I graduated from Yale University. I spent my Junior Year Abroad in Freiburg, Germany, and passed the next year at the Sorbonne in Paris, France. I returned to Yale for my Senior Year.
Later, I received an M.A.T. in ESL, French and Bilingual Education from the School for International Training in Brattleboro, Vermont.
Even later, after teaching at Antioch High School, I returned to school to get a B.S. in Computer Science at Sonoma State University.
Teaching Overseas
After college, I spent a year at Anatolia College in Thessaloniki, Greece as a teaching fellow, living in the Greek boys’ dormitory, and teaching an English class on the girls’ campus. The Greek administration also didn’t appreciate making waves; they expelled for causing trouble a student who was my very favorite because of her intelligence and passion.
I earned an M.A. in Teaching at the School for International Training. It was one of my favorite years. I also got introduced to Chomsky.
I spent three and a half years teaching English in Nepal with the Peace Corps, and helping write text books. I was in a village in the Far West.
Teaching At Home
Back home, I taught English and French for four years at my alma mater, Antioch High School. I was yearbook advisor, where I brought in computers and desktop publishing. At one point my wife said, “You seem to like computers better than students,” at which point my career in software engineering was launched.
A Software Engineer
I have had a hand in compilers and libraries for DOS, Windows, and OS2; ported the GNU assembler, linker, debugger, and tools to a new processor; led a team in building a networking switch simulator with MIPS instruction set simulator; created software for a SONET switch; wrote simulators for the design of multi-processor computers; wrote a variety of Linux OS-level programs; contributed to a distributed file system; and wrote a reverse-proxy router.
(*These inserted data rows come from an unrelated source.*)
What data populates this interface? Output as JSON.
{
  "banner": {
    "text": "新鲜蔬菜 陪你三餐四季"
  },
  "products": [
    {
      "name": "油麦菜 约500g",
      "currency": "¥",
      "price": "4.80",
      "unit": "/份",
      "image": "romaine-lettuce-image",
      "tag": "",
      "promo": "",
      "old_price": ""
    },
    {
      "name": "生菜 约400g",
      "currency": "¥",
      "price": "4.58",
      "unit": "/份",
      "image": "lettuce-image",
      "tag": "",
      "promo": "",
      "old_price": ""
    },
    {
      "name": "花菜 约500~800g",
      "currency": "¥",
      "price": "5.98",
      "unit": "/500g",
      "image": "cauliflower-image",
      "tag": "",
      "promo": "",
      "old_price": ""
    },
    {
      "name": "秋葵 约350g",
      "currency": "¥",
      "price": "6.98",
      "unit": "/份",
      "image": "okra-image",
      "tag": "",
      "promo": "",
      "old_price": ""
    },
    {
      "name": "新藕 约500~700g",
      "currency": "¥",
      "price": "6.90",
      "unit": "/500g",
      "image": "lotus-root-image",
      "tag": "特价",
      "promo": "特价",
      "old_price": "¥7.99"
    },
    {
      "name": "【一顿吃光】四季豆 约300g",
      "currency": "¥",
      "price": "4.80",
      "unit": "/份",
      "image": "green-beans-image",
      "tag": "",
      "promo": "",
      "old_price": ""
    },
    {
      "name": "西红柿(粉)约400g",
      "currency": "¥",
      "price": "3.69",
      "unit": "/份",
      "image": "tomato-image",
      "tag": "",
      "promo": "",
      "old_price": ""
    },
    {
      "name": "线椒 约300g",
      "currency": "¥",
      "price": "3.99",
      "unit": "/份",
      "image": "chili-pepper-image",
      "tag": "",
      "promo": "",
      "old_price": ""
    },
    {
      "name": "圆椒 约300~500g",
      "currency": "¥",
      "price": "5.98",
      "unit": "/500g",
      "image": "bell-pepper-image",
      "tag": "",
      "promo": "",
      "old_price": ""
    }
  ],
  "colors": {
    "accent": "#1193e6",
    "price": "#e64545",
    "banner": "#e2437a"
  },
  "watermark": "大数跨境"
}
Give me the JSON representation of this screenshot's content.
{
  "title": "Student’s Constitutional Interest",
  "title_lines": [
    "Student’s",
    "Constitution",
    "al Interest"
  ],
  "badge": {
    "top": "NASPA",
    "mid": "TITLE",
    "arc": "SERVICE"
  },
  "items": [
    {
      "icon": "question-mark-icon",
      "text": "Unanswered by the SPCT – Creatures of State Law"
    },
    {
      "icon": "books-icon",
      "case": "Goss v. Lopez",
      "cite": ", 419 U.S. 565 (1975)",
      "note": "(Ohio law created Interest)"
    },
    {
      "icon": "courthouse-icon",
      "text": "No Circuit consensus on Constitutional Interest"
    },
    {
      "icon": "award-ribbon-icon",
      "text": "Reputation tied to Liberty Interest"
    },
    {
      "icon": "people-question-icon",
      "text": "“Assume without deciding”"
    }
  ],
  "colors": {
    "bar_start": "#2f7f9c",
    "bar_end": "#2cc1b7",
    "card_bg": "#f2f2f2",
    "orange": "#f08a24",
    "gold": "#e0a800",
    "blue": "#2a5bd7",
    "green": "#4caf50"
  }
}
In retrospect, I sometimes wish I had made a career writing assembly language. Working at the assembler-linker level was so much fun. Aside from assembly, my favorite languages are C and Go. I’ve also written Perl and Python, Java and Fortran, Tcl/Tk, Pascal, and a variety of scripting languages.
The Future
What does the future hold? I love old photographs, like those of Eugène Atget. I recently saw an exhibit at the Met, I think Linnaeus Tripe, of a trip through Burma. There’s some quality of texture and depth in them that I can’t quite describe. I’d like to learn the old techniques and see how close I can come to capturing that quality.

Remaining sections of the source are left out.